Supporting his testimony, Engineer Fredrick Ako
from the National
Water Harvesting and Storage Authority presented a report
showing that the dam was not designed for irrigation but as a water
harvesting pan with a storage capacity of 18,851.6
cubic metres — enough to serve about 218 households
or 1,090
people for an entire year.
A subsequent inspection by the
Authority found no evidence of irrigation or livestock use,
concluding the excavation was purely a water catchment project.
The report, however, estimated that depending on rainfall and
consumption, the structure could serve up to 16,498 people
for three months.
The court also heard an emotional
testimony from Stephen Mwiti, a man whose family was destroyed
after his wife became one of Mackenzie’s followers.
“I sometimes walked around with
the TV remote in my pocket to stop her from watching Mackenzie’s preaching, but
it didn’t help,” Mwiti recounted.
He said his wife later fled their
home with their five children while pregnant with their sixth, joining the
Shakahola settlement.
“When I heard some people had
been rescued from Shakahola, I prayed I would reunite with my family. But I was
devastated when I learned that my wife and all six children, including a
one-month-old baby, had disappeared,” he told the court tearfully.

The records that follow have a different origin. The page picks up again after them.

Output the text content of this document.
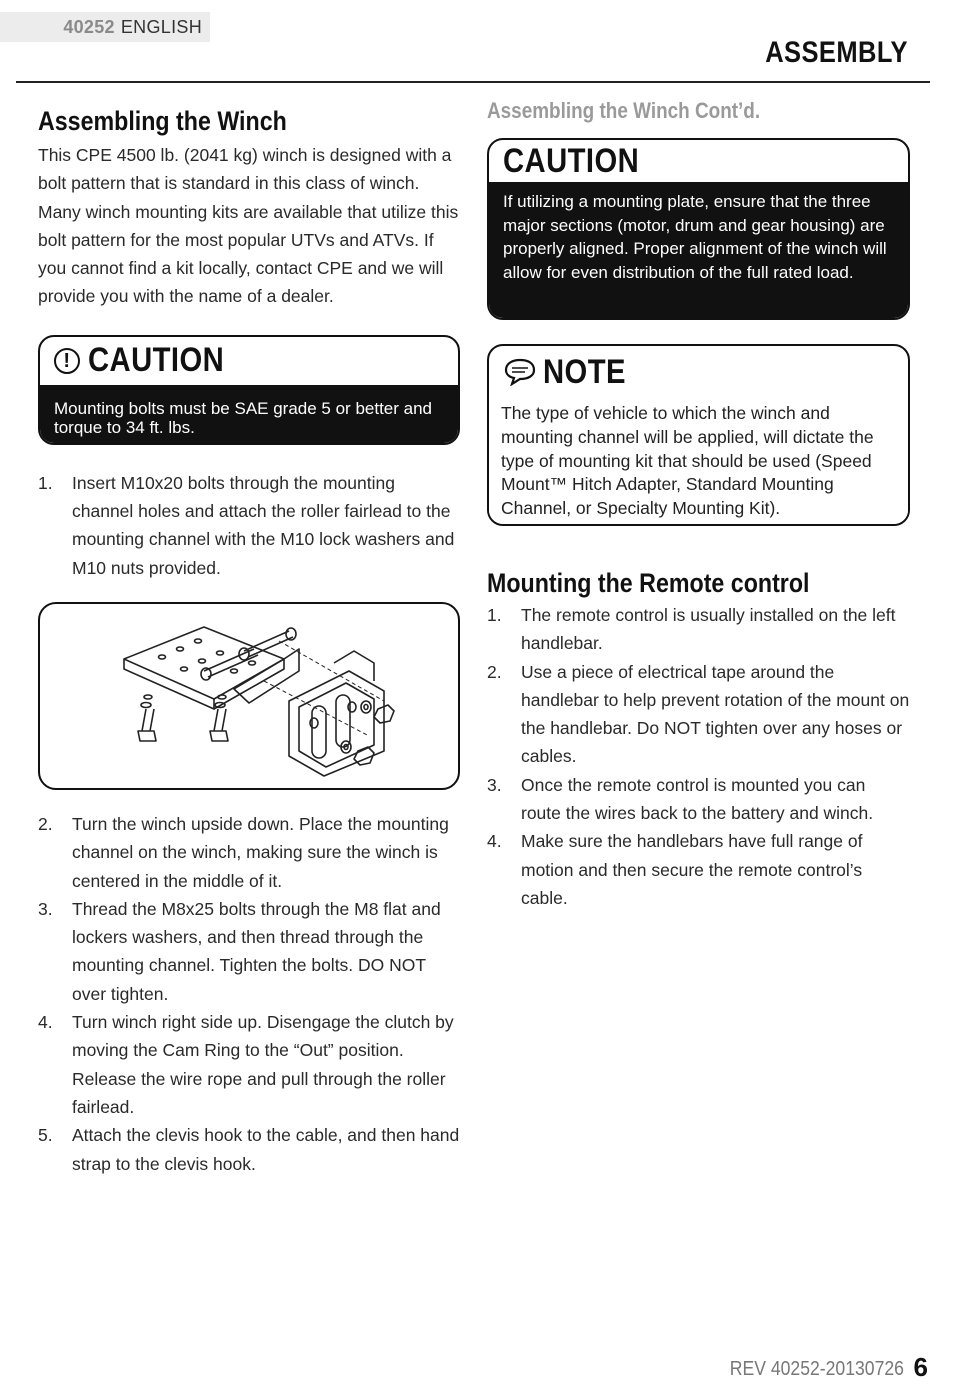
40252 ENGLISH
ASSEMBLY
Assembling the Winch

This CPE 4500 lb. (2041 kg) winch is designed with a bolt pattern that is standard in this class of winch. Many winch mounting kits are available that utilize this bolt pattern for the most popular UTVs and ATVs. If you cannot find a kit locally, contact CPE and we will provide you with the name of a dealer.

! CAUTION
Mounting bolts must be SAE grade 5 or better and torque to 34 ft. lbs.
1. Insert M10x20 bolts through the mounting channel holes and attach the roller fairlead to the mounting channel with the M10 lock washers and M10 nuts provided.
2. Turn the winch upside down. Place the mounting channel on the winch, making sure the winch is centered in the middle of it.
3. Thread the M8x25 bolts through the M8 flat and lockers washers, and then thread through the mounting channel. Tighten the bolts. DO NOT over tighten.
4. Turn winch right side up. Disengage the clutch by moving the Cam Ring to the “Out” position. Release the wire rope and pull through the roller fairlead.
5. Attach the clevis hook to the cable, and then hand strap to the clevis hook.
Assembling the Winch Cont’d.
CAUTION
If utilizing a mounting plate, ensure that the three major sections (motor, drum and gear housing) are properly aligned. Proper alignment of the winch will allow for even distribution of the full rated load.
NOTE
The type of vehicle to which the winch and mounting channel will be applied, will dictate the type of mounting kit that should be used (Speed Mount™ Hitch Adapter, Standard Mounting Channel, or Specialty Mounting Kit).
Mounting the Remote control
1. The remote control is usually installed on the left handlebar.
2. Use a piece of electrical tape around the handlebar to help prevent rotation of the mount on the handlebar. Do NOT tighten over any hoses or cables.
3. Once the remote control is mounted you can route the wires back to the battery and winch.
4. Make sure the handlebars have full range of motion and then secure the remote control’s cable.
REV 40252-20130726 6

A DNA test later confirmed that
one of the rescued children was indeed his. When questioned by Mackenzie’s
lawyer on whether he would reconcile with his wife, Mwiti said he had left the
matter to the court and only wanted justice.
“The case, which has
gripped national attention, continues to expose harrowing details about the
alleged cult activities in Shakahola, where hundreds of followers are believed
to have died through starvation and indoctrination,” the ODPP noted.